Obviously this is going to require a major modification of our infrastructure but the good news is that it has already begun. Microgenerators are already on the market. They will be combined with solar, wind, fuel cell, etc. sources over the next twenty years.
Give me a break. I was referring the the blackout. Look at the date of my post.
If you really are Liberatarian,
I am not. I am a libertarian.
you should rail against the nationalization of any industry.
Where did I say that any industry should be nationalized?
did you know that 'nazi' was a slang term for 'nationalize'?
I've seen people run afoul of Godwin's Law before, but I've never seen anyone stretch so far to do it.
That redounds to my point. The grid is so complex NOT because there are many producers and consumers of power--computer systems and phone networks involve many more nodes--but because the system grew by accretion, with the most important structural decisions being made on an individual basis, without regard to how they affected the whole. If minimal standards had been developed and followed in the first place, most of this complexity could have been avoided.
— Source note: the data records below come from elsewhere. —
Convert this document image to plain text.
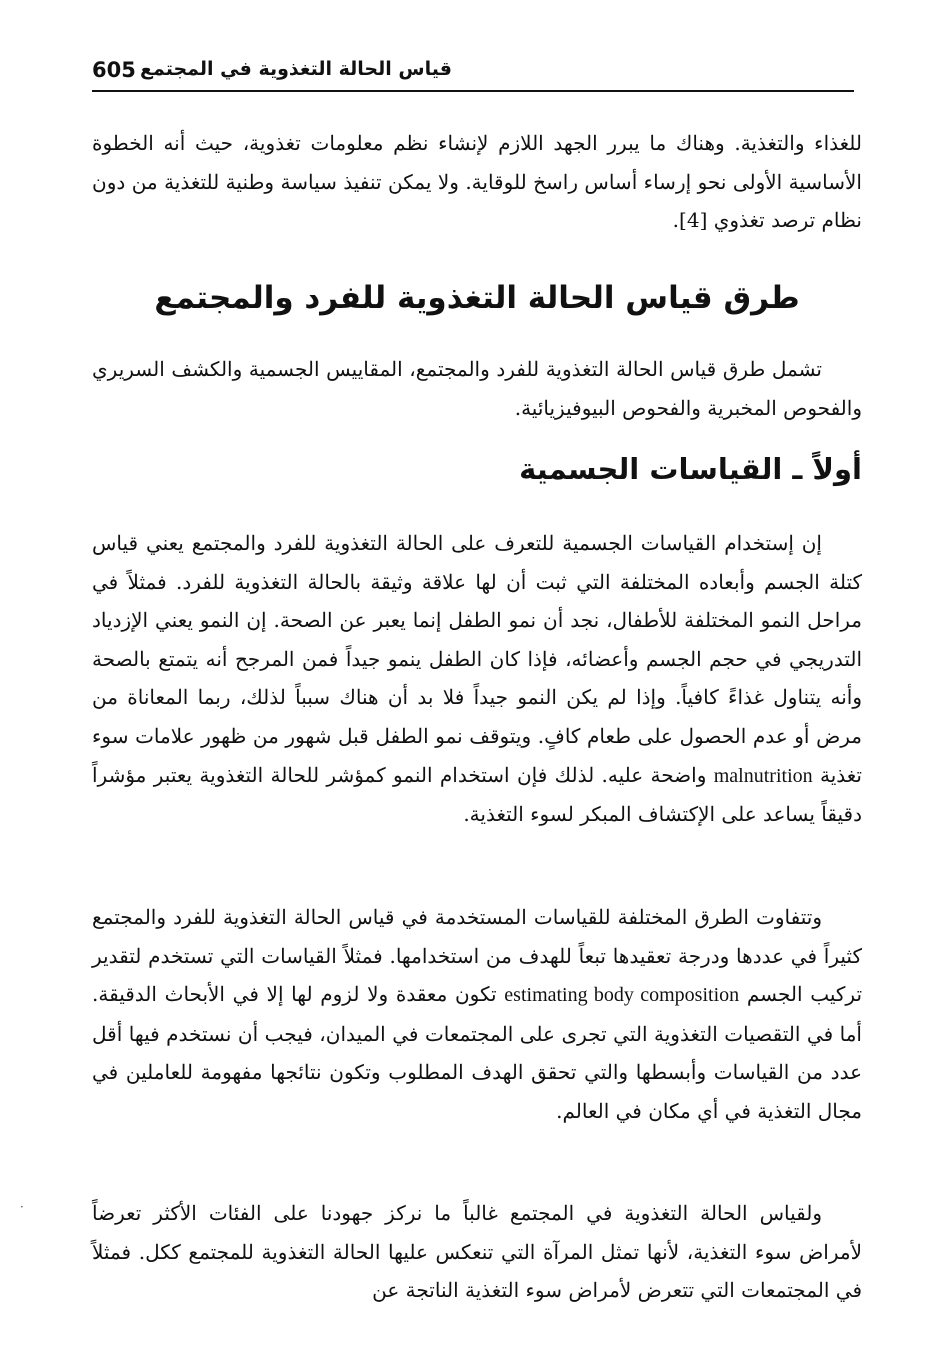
605 قياس الحالة التغذوية في المجتمع

للغذاء والتغذية. وهناك ما يبرر الجهد اللازم لإنشاء نظم معلومات تغذوية، حيث أنه الخطوة الأساسية الأولى نحو إرساء أساس راسخ للوقاية. ولا يمكن تنفيذ سياسة وطنية للتغذية من دون نظام ترصد تغذوي [4].

طرق قياس الحالة التغذوية للفرد والمجتمع

تشمل طرق قياس الحالة التغذوية للفرد والمجتمع، المقاييس الجسمية والكشف السريري والفحوص المخبرية والفحوص البيوفيزيائية.

أولاً ـ القياسات الجسمية

إن إستخدام القياسات الجسمية للتعرف على الحالة التغذوية للفرد والمجتمع يعني قياس كتلة الجسم وأبعاده المختلفة التي ثبت أن لها علاقة وثيقة بالحالة التغذوية للفرد. فمثلاً في مراحل النمو المختلفة للأطفال، نجد أن نمو الطفل إنما يعبر عن الصحة. إن النمو يعني الإزدياد التدريجي في حجم الجسم وأعضائه، فإذا كان الطفل ينمو جيداً فمن المرجح أنه يتمتع بالصحة وأنه يتناول غذاءً كافياً. وإذا لم يكن النمو جيداً فلا بد أن هناك سبباً لذلك، ربما المعاناة من مرض أو عدم الحصول على طعام كافٍ. ويتوقف نمو الطفل قبل شهور من ظهور علامات سوء تغذية malnutrition واضحة عليه. لذلك فإن استخدام النمو كمؤشر للحالة التغذوية يعتبر مؤشراً دقيقاً يساعد على الإكتشاف المبكر لسوء التغذية.

وتتفاوت الطرق المختلفة للقياسات المستخدمة في قياس الحالة التغذوية للفرد والمجتمع كثيراً في عددها ودرجة تعقيدها تبعاً للهدف من استخدامها. فمثلاً القياسات التي تستخدم لتقدير تركيب الجسم estimating body composition تكون معقدة ولا لزوم لها إلا في الأبحاث الدقيقة. أما في التقصيات التغذوية التي تجرى على المجتمعات في الميدان، فيجب أن نستخدم فيها أقل عدد من القياسات وأبسطها والتي تحقق الهدف المطلوب وتكون نتائجها مفهومة للعاملين في مجال التغذية في أي مكان في العالم.

ولقياس الحالة التغذوية في المجتمع غالباً ما نركز جهودنا على الفئات الأكثر تعرضاً لأمراض سوء التغذية، لأنها تمثل المرآة التي تنعكس عليها الحالة التغذوية للمجتمع ككل. فمثلاً في المجتمعات التي تتعرض لأمراض سوء التغذية الناتجة عن

·
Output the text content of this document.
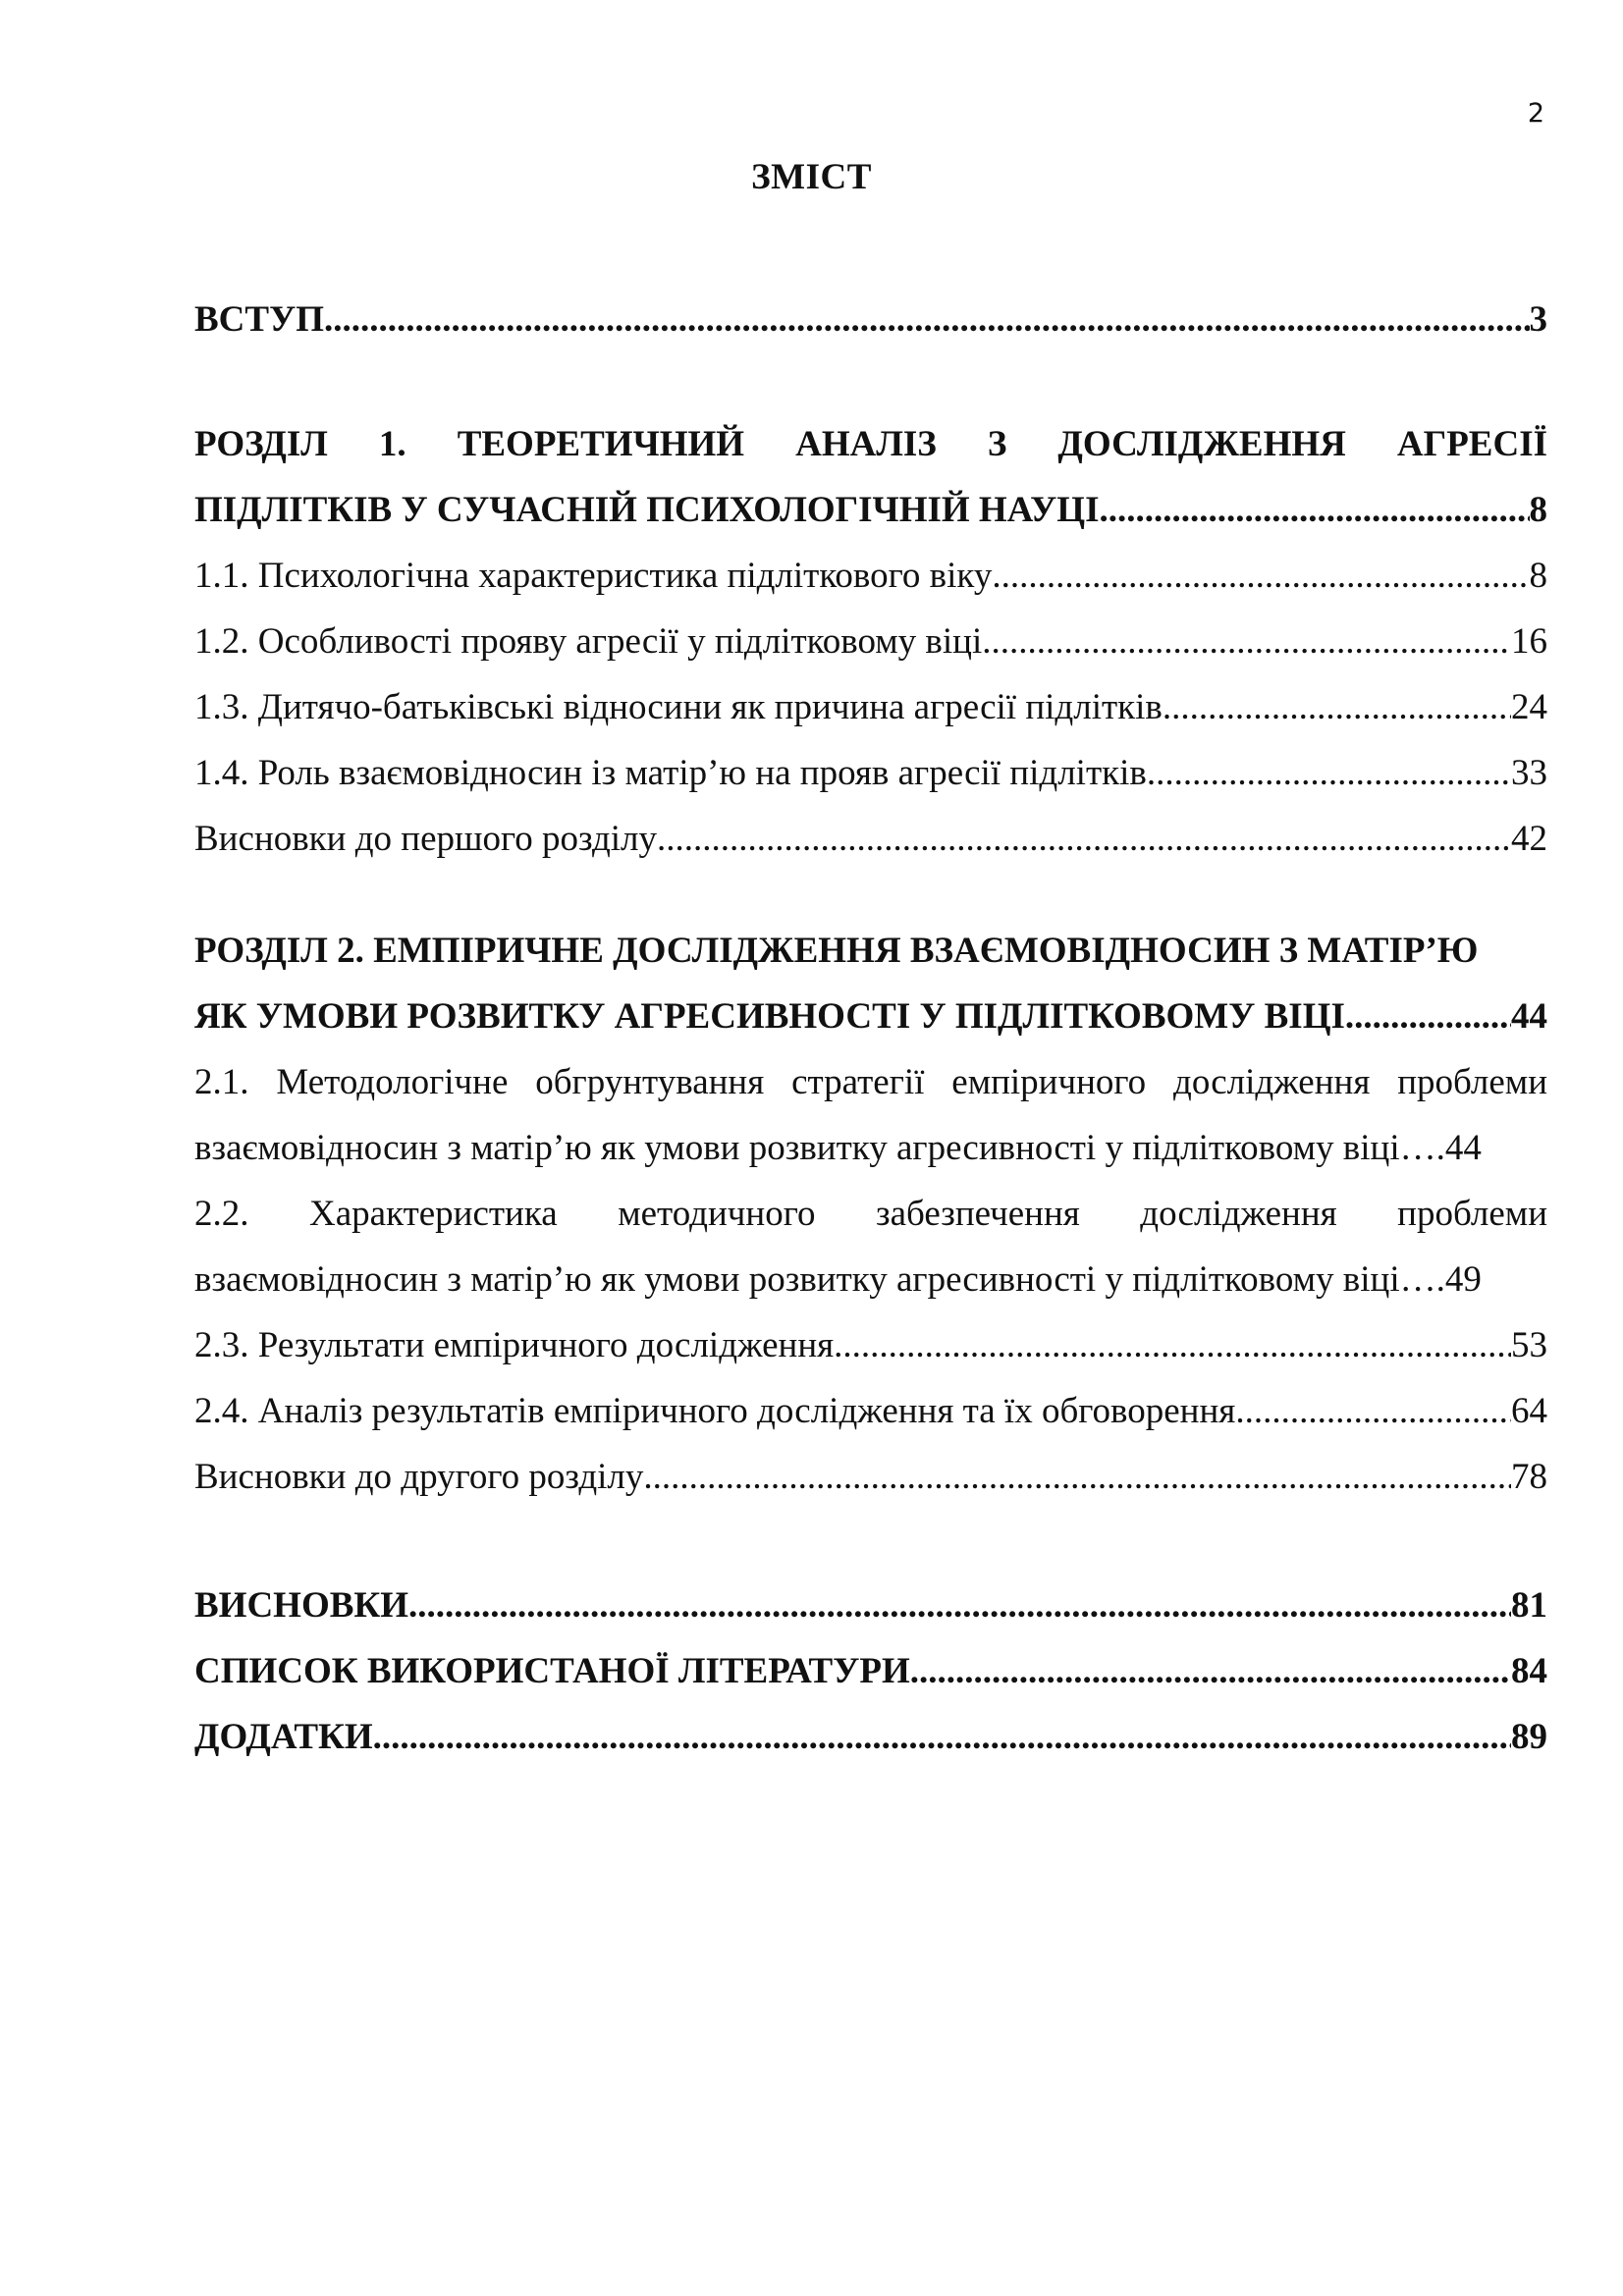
2
ЗМІСТ
ВСТУП .....	3
РОЗДІЛ 1. ТЕОРЕТИЧНИЙ АНАЛІЗ З ДОСЛІДЖЕННЯ АГРЕСІЇ
ПІДЛІТКІВ У СУЧАСНІЙ ПСИХОЛОГІЧНІЙ НАУЦІ .....	8
1.1. Психологічна характеристика підліткового віку .....	8
1.2. Особливості прояву агресії у підлітковому віці .....	16
1.3. Дитячо-батьківські відносини як причина агресії підлітків .....	24
1.4. Роль взаємовідносин із матір’ю на прояв агресії підлітків .....	33
Висновки до першого розділу .....	42
РОЗДІЛ 2. ЕМПІРИЧНЕ ДОСЛІДЖЕННЯ ВЗАЄМОВІДНОСИН З МАТІР’Ю
ЯК УМОВИ РОЗВИТКУ АГРЕСИВНОСТІ У ПІДЛІТКОВОМУ ВІЦІ .....	44
2.1. Методологічне обгрунтування стратегії емпіричного дослідження проблеми
взаємовідносин з матір’ю як умови розвитку агресивності у підлітковому віці …. 44
2.2. Характеристика методичного забезпечення дослідження проблеми
взаємовідносин з матір’ю як умови розвитку агресивності у підлітковому віці …. 49
2.3. Результати емпіричного дослідження .....	53
2.4. Аналіз результатів емпіричного дослідження та їх обговорення .....	64
Висновки до другого розділу .....	78
ВИСНОВКИ .....	81
СПИСОК ВИКОРИСТАНОЇ ЛІТЕРАТУРИ .....	84
ДОДАТКИ .....	89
Sounds like what is happening now with our transportation systems.
I suppose it depends on what you mean by the term "minimal".
A good arguement can be made that "minimal" standards WERE developed. Afterall, we use electricity generated at 60 Hz while much of the rest of the world operates at 50 Hz. And as far as transportation: we drive on the right side of the road (most of us, anyway) while many other nations drive on the left. It's a virtually impossible task to establish visionary standards for technology that's not fully developed. Incremental improvements occur haphazardly over time, and even major "breakthroughs" are often subject to compatibility constraints with what already exists.
By golly, you got me good on that one. Not only that, I agree with your post.
My wife and I were discussing our trip to Africa and we recorded 13 different means of transportation for the to/from trip.
I will admit, it is tough to compare transportation to electricity. Uncle.